There is fascinating story of the way European mathematicians dealt with points indivisibles, and infinitely small quantities. According to Aristotle’s definition points and indivisibles are non-quantities. Archimedes used them in his „Approach related to mechanical theorems“. Kepler referred to Archimedes when he used such non-quantities without knowing this writing of him. His identification of circles with polygons having infinitely many sides and calculation of the volume of an ideal apple are especially interesting but provoked Guldin’s criticism. Galileo carefully distinguished between quanta and non quanta thus applying Cusanian notions. Leibniz recognized that indivisibles have to be defined as infinitely small quantities, that is, as quantities being smaller than any given quantity. He generalized the ideas of his predecessors and justified his principle of linearization thus putting integration theory on a rigourous basis.
Blaise Pascal Medal in Chemistry
Professor Hubert Schmidbaur, Germany
In recognition of his contributions to the fundamentals of many areas of modern inorganic chemistry. In his collection of more than 850 publications on the chemistry of main group and noble metals he has introduced several innovative concepts including in particular new visions in the chemistry of gold and silver. Based on his original work, metallophilic interactions between formally closed-shell metal centers are now ranked among the prominent weak forces determining the organization of molecules and their supramolecular chemistry.
For millennia, gold has been used by mankind almost exclusively for jewelry and coinage, and as a lasting safekeeping of monetary wealth. For a long time, gold chemistry was largely the art of recovering gold from ores, its purification and its alloying to produce coins and objects of art and cult. Owing to its high value, gold was also one of the earliest examples of careful recycling of an element. The sites of gold mining - amalgamation and cyanide leaching - were also relying on the most dangerous processes for the environment. - The last quarter of a century has witnessed an enormous upswing in gold chemistry and has placed gold among the most promising elements regarding its use in heterogeneous and homogeneous catalysis, nanotechnology, photophysics, pharmacy, and medicine.

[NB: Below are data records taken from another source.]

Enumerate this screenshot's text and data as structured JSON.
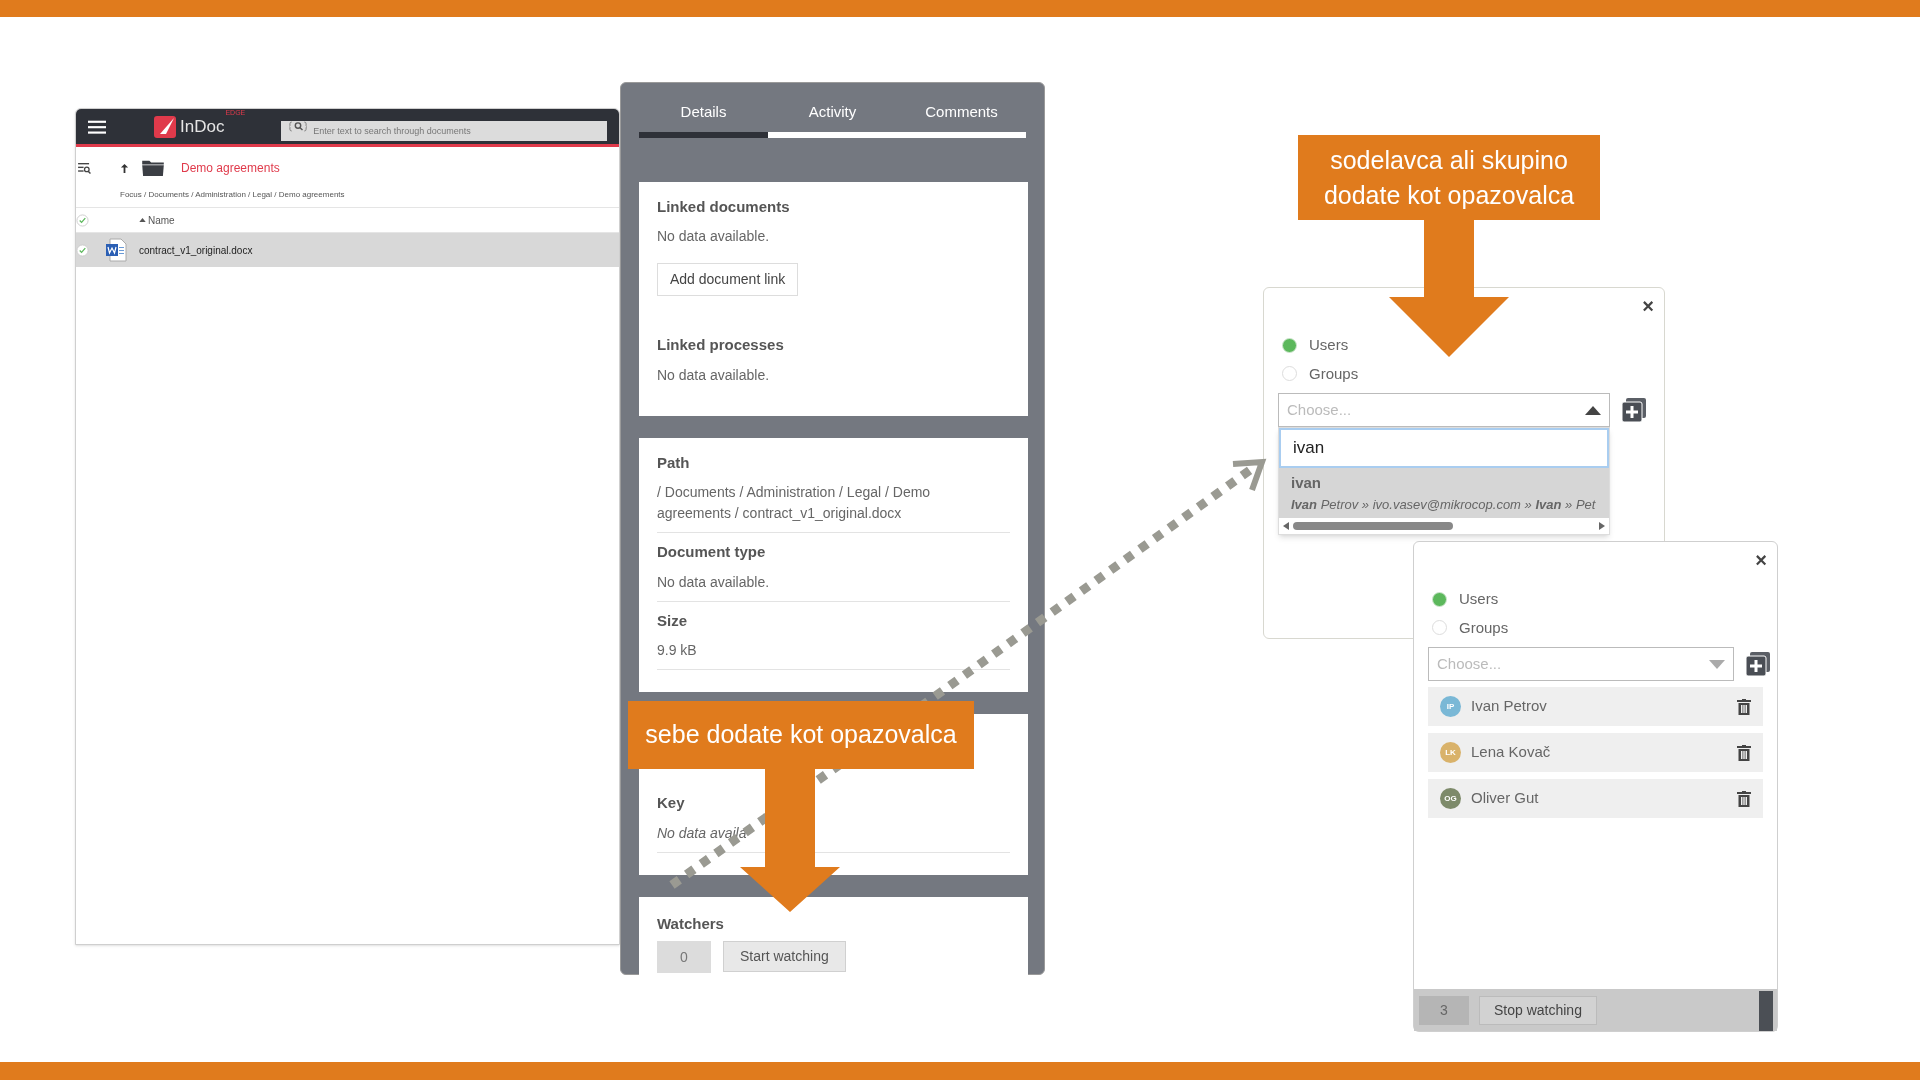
{
  "app": {
    "brand": "InDoc",
    "brand_sup": "EDGE",
    "search": {
      "placeholder": "Enter text to search through documents"
    },
    "folder_title": "Demo agreements",
    "breadcrumb": "Focus / Documents / Administration / Legal / Demo agreements",
    "all_checked": true,
    "columns": [
      "Name"
    ],
    "rows": [
      {
        "name": "contract_v1_original.docx",
        "selected": true,
        "checked": true
      }
    ]
  },
  "details": {
    "tabs": [
      {
        "label": "Details",
        "selected": true
      },
      {
        "label": "Activity",
        "selected": false
      },
      {
        "label": "Comments",
        "selected": false
      }
    ],
    "cards": [
      {
        "kind": "links",
        "sections": [
          {
            "title": "Linked documents",
            "value": "No data available.",
            "button": "Add document link"
          },
          {
            "title": "Linked processes",
            "value": "No data available."
          }
        ]
      },
      {
        "kind": "fields",
        "sections": [
          {
            "title": "Path",
            "value": "/ Documents / Administration / Legal / Demo agreements / contract_v1_original.docx"
          },
          {
            "title": "Document type",
            "value": "No data available."
          },
          {
            "title": "Size",
            "value": "9.9 kB"
          }
        ]
      },
      {
        "kind": "fields",
        "sections": [
          {
            "title": "Key",
            "value": "No data availa",
            "italic": true
          }
        ]
      },
      {
        "kind": "watchers",
        "title": "Watchers",
        "count": "0",
        "button": "Start watching"
      }
    ]
  },
  "callouts": [
    {
      "text": "sodelavca ali skupino dodate kot opazovalca"
    },
    {
      "text": "sebe dodate kot opazovalca"
    }
  ],
  "dialog_search": {
    "close": "×",
    "options": [
      {
        "label": "Users",
        "selected": true
      },
      {
        "label": "Groups",
        "selected": false
      }
    ],
    "select": {
      "placeholder": "Choose...",
      "expanded": true
    },
    "search": {
      "value": "ivan"
    },
    "result": {
      "title": "ivan",
      "detail": "**Ivan** Petrov » ivo.vasev@mikrocop.com » **Ivan** » Pet"
    }
  },
  "dialog_watchers": {
    "close": "×",
    "options": [
      {
        "label": "Users",
        "selected": true
      },
      {
        "label": "Groups",
        "selected": false
      }
    ],
    "select": {
      "placeholder": "Choose...",
      "expanded": false
    },
    "watchers": [
      {
        "initials": "IP",
        "name": "Ivan Petrov",
        "color": "#7ab8d6"
      },
      {
        "initials": "LK",
        "name": "Lena Kovač",
        "color": "#d9b26a"
      },
      {
        "initials": "OG",
        "name": "Oliver Gut",
        "color": "#7d8a6a"
      }
    ],
    "count": "3",
    "button": "Stop watching"
  }
}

The chemistry of gold is strongly determined by relativistic effects, and recent results of theoretical studies have led to a deeper understanding of the unique position of gold among the elements.
Blaise Pascal Medal in Earth and Environmental Sciences
Professor Jean-Pierre Gattuso, France
In recognition for his outstanding studies on the ocean acidification due to the increase of atmospheric CO2 during the Anthropocene.

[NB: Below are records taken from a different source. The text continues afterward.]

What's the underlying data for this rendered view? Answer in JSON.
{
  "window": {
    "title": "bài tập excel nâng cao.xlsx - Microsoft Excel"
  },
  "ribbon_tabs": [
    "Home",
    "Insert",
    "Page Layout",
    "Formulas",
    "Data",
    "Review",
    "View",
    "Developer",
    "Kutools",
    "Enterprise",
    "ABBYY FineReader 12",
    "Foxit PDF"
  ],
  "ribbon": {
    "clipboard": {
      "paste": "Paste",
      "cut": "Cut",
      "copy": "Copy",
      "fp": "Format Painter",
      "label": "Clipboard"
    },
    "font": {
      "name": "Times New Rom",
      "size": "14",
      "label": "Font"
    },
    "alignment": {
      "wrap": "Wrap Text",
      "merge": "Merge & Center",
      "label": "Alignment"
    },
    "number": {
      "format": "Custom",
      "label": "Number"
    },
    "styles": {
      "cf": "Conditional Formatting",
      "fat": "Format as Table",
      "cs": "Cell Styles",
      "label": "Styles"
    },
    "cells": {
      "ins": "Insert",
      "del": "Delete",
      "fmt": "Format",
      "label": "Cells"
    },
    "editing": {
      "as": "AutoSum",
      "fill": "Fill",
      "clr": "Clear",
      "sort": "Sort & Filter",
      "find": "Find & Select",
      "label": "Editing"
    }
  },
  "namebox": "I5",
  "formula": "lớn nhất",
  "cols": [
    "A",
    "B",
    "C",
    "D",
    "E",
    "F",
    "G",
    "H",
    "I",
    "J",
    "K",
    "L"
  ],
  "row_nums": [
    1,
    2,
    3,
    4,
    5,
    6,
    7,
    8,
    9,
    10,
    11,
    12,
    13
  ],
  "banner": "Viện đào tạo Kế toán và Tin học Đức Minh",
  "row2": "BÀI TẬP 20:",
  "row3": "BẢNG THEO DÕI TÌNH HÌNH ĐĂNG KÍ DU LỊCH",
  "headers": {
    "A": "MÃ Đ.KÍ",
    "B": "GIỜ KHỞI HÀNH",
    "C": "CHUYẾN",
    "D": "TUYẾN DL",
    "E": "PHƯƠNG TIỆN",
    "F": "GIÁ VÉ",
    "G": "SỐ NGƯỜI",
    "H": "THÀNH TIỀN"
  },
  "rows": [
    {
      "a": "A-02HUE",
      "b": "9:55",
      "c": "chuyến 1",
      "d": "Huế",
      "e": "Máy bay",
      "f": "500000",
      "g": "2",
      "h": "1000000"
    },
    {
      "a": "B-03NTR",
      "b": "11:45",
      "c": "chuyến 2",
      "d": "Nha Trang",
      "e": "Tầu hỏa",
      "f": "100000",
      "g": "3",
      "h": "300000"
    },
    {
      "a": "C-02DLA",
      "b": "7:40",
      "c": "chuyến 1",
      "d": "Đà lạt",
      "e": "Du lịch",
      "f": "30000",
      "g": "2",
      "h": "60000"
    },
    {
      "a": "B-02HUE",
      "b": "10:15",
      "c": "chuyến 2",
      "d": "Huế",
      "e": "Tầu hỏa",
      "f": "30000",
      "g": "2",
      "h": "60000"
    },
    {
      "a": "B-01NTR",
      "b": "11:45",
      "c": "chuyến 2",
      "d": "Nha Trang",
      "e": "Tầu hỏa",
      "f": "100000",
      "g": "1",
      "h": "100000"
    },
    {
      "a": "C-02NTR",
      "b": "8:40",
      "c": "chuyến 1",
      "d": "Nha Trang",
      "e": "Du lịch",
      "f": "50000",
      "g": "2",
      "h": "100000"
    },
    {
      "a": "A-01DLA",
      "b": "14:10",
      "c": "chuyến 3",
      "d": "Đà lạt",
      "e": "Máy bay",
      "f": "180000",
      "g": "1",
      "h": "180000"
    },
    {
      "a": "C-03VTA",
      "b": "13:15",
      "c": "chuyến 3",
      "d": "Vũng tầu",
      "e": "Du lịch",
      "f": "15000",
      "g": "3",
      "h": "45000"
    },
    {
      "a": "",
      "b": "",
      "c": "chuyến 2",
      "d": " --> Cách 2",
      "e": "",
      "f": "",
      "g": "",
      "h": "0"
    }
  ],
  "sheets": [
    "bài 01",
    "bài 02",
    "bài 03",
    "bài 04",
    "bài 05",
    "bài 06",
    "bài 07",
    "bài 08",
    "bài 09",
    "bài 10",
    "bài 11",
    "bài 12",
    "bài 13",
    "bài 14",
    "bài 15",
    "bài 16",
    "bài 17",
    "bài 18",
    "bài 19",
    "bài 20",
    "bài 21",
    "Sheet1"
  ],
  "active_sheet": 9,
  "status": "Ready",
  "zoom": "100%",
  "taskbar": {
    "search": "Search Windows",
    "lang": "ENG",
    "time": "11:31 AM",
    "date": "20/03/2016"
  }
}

Anthropogenic ocean acidification and global warming share the same primary cause which is the increase of atmospheric CO2. Ocean acidification has emerged over the last two decades as one of the threats to marine organisms and ecosystems. I will first review the current knowledge based on recent meta-analyses, reviews, and assessments. The effects on the past, present and future carbonate chemistry are known with a high degree of certainty. Most biological and ecological effects are much less certain although there is little doubt that calcification, primary production and nitrogen fixation, and biodiversity will be altered but with an unknown magnitude. These changes will in turn generate changes in the biogeochemical cycles, society and the economy. Whether these changes will be significant or not is also unknown. I will also highlight key unknowns and research gaps.